NY Times Editorial: New Haven’s Teacher Improvement Plan

September 25, 2011

New Haven’s Teacher Improvement Plan

NY Times Editorial


Like most school systems that serve disadvantaged children, New Haven, an urban district with a high poverty rate, has faced enormous challenges in improving the quality of instruction. But its political leaders and teachers’ union took a bold step last year in agreeing to a new teacher evaluation system that aims to reward excellent teaching and to retrain or remove poor performers. The first year’s promising results show what can be done when the two sides commit to reform.

New Haven’s path demonstrates that it is possible to hold teachers accountable without crushing morale and wrongfully dismissing good teachers.

Traditional teacher evaluations typically involve cursory observations by school administrators who visit the classroom once or twice — without taking student achievement into account. In most schools, even the least competent teachers receive positive evaluations. Struggling teachers never get the help they need to improve and are locked into place when they receive tenure.

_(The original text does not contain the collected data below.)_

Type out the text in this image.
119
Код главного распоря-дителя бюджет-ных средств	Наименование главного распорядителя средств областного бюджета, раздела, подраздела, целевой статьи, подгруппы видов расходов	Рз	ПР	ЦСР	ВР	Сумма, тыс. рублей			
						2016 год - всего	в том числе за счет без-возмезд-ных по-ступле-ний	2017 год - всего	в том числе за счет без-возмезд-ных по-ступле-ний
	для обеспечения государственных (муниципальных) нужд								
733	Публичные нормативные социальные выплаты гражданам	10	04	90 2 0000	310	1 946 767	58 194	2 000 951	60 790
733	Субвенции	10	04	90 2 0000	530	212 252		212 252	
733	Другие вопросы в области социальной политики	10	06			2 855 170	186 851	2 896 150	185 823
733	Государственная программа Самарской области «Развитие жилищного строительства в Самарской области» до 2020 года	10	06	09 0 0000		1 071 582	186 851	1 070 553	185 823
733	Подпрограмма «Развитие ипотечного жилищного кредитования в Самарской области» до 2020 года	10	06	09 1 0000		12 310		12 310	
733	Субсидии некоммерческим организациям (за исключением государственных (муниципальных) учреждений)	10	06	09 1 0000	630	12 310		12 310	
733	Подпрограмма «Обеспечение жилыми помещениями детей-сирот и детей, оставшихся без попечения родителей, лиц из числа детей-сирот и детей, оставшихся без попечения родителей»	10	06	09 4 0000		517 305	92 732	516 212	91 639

The New Haven system rates teachers individually and gives them the specific help they need. To do that, it focuses on three areas. It considers growth in student learning, as measured by progress on state and local tests and attainment of academic goals. It examines the teacher’s instructional abilities, as measured by frequent observations by principals and other instructional managers. It rates teachers on professionalism, collegiality and whether they have high expectations for all students. Perhaps most important, the system gives teachers almost constant feedback, so that they are fully aware of where they stand and what they need to do to improve.

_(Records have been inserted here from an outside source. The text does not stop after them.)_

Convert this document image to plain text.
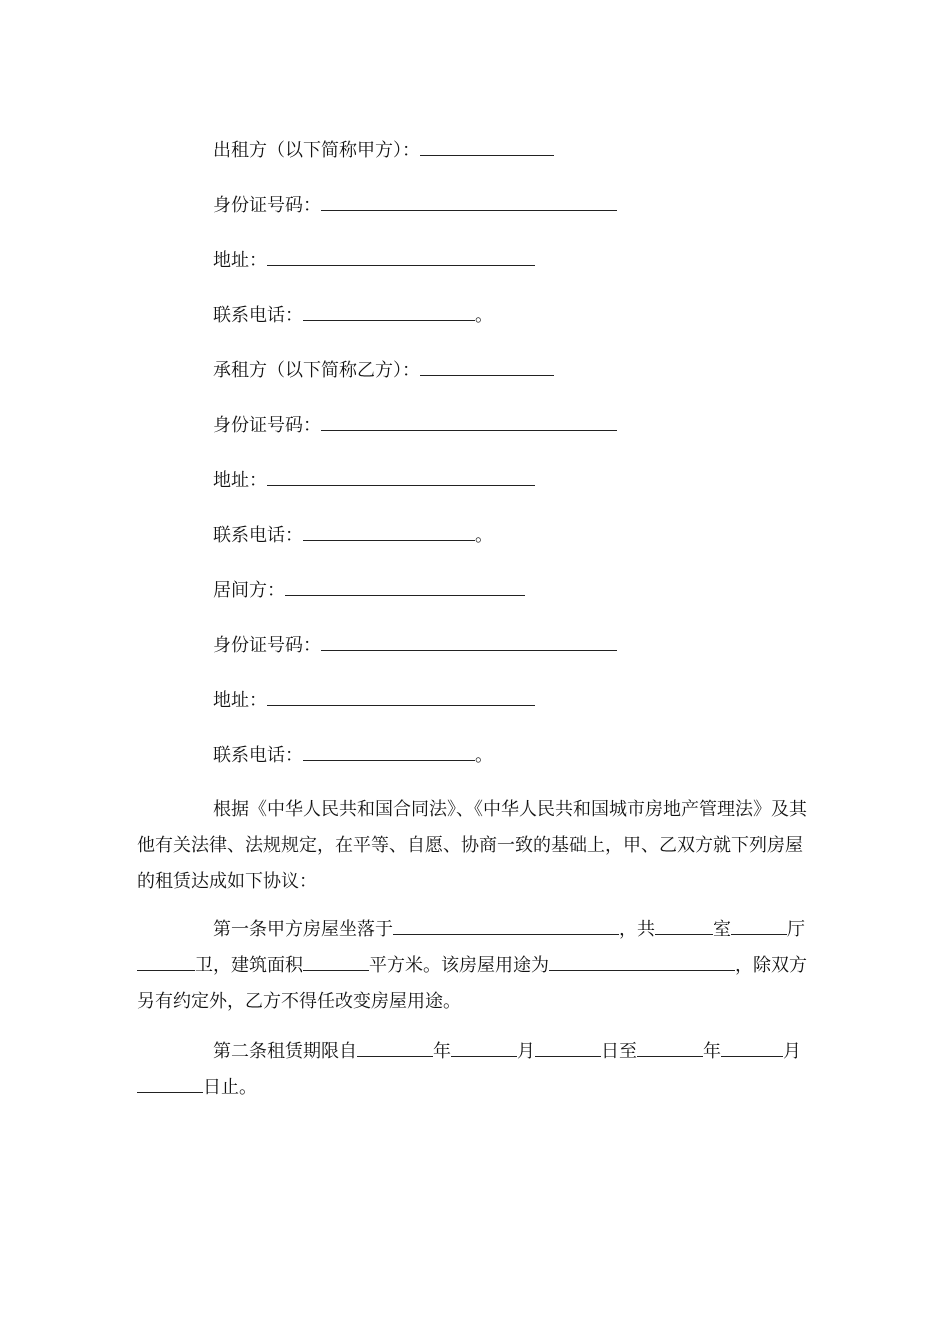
出租方（以下简称甲方）：
身份证号码：
地址：
联系电话：	。
承租方（以下简称乙方）：
身份证号码：
地址：
联系电话：	。
居间方：
身份证号码：
地址：
联系电话：	。
根据《中华人民共和国合同法》、《中华人民共和国城市房地产管理法》及其他有关法律、法规规定，在平等、自愿、协商一致的基础上，甲、乙双方就下列房屋的租赁达成如下协议：
第一条甲方房屋坐落于	，共	室	厅卫，建筑面积	平方米。该房屋用途为	，除双方另有约定外，乙方不得任改变房屋用途。
第二条租赁期限自	年	月	日至	年	月日止。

Teachers who receive the highest rating on a 1-to-5 scale are eligible for stipends and promotion to leadership positions, in which they share skills with colleagues. Those rated lowest on the scale are given intensive coaching and, if they fail to improve, can be dismissed as soon as the end of the school year.

Of the 1,846 teachers rated, 75 were notified early in the 2010 school year that they were in danger of being terminated. Of those, 34 resigned or retired without contesting their final evaluations. Fifteen teachers, considered borderline cases, were given more time to improve and allowed to keep their jobs.

The most hopeful sign is that nearly 40 percent of the teachers who got off to a poor start managed to improve, thanks to extra help. Some who started out as poor performers were rated as “strong” or “effective” by year’s end. This shows that good teaching can indeed be taught, and that with genuine effort school systems can upgrade the teacher corps in a fairly short period of time.